Here is a function plot_hr_trajectory
that will graph a specific player’s home run trajectory. It uses three packages: Lahman
contains the season-to-season data, dplyr
helps with data management, stringr
helps with one string operation, and ggplot2
does the graphing.
Here is some insight how plot_hr_trajectory
works:
The input is the player’s full name in quotes.
Using the Master
data frame in the Lahman
package, I find the playerID
and birth information for that player.
From the Batting
data frame of hitting data, I collect HR
, AB
for all seasons of the player’s career.
I find the Age
variable by first finding the player’s birthyear, adjusting the birthyear depending on the birthmonth, and then defining Age
.
I use ggplot2
to construct a scatterplot and smoothing curve for the home run rate HR
/ AB
.
plot_hr_trajectory <- function(playername){
require(Lahman)
require(dplyr)
require(stringr)
require(ggplot2)
names <- unlist(str_split(playername, " "))

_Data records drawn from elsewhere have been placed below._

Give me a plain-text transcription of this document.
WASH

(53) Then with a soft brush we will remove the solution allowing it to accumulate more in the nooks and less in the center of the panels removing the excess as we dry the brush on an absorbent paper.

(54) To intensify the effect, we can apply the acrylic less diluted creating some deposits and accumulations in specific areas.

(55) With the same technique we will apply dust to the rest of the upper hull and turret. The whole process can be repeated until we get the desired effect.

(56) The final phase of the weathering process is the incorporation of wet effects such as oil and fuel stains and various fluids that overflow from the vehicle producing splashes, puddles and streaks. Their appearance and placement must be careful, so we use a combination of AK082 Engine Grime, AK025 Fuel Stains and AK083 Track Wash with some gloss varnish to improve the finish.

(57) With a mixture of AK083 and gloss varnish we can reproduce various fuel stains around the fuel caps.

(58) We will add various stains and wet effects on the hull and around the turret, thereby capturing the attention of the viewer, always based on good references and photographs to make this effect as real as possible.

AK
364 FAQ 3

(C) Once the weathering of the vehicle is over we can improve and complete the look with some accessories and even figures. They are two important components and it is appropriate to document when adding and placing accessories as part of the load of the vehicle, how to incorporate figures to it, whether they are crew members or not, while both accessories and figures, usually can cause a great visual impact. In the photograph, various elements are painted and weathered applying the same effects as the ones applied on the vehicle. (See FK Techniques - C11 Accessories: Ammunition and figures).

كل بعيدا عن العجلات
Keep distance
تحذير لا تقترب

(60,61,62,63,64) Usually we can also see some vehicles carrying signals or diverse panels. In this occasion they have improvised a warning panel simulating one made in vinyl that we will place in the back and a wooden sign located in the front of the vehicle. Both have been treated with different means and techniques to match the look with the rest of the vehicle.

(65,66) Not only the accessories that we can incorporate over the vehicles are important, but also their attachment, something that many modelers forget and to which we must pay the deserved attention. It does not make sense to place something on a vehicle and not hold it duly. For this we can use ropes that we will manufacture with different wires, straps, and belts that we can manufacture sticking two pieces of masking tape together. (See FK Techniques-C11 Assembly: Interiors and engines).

info <- filter(Master, nameLast==names[2],
nameFirst==names[1])
bdata <- filter(Batting, playerID==info$playerID)
bdata <- mutate(bdata,
birthyear = ifelse(info$birthMonth >= 7,
info$birthYear + 1, info$birthYear),
Age = yearID - birthyear)
ggplot(bdata, aes(yearID, HR / AB)) +
geom_point() +
geom_smooth(method="loess", se=FALSE)
}
I illustrate using this function for two players. Note that I am saving the ggplot2
plotting object in a variable. By just typing the variable name, I see the graph.
p1 <- plot_hr_trajectory("Mickey Mantle")
p1
p2 <- plot_hr_trajectory("Mike Schmidt")
p2
The ggplot2
object contains the plotting data. So I combine the data from the two earlier plotting objects to construct a graph that compares the two trajectories.
ggplot(rbind(p1$data, p2$data), aes(Age, HR / AB)) +
geom_point() +
geom_smooth(method="loess", se=FALSE) +
facet_wrap(~ playerID, ncol=1)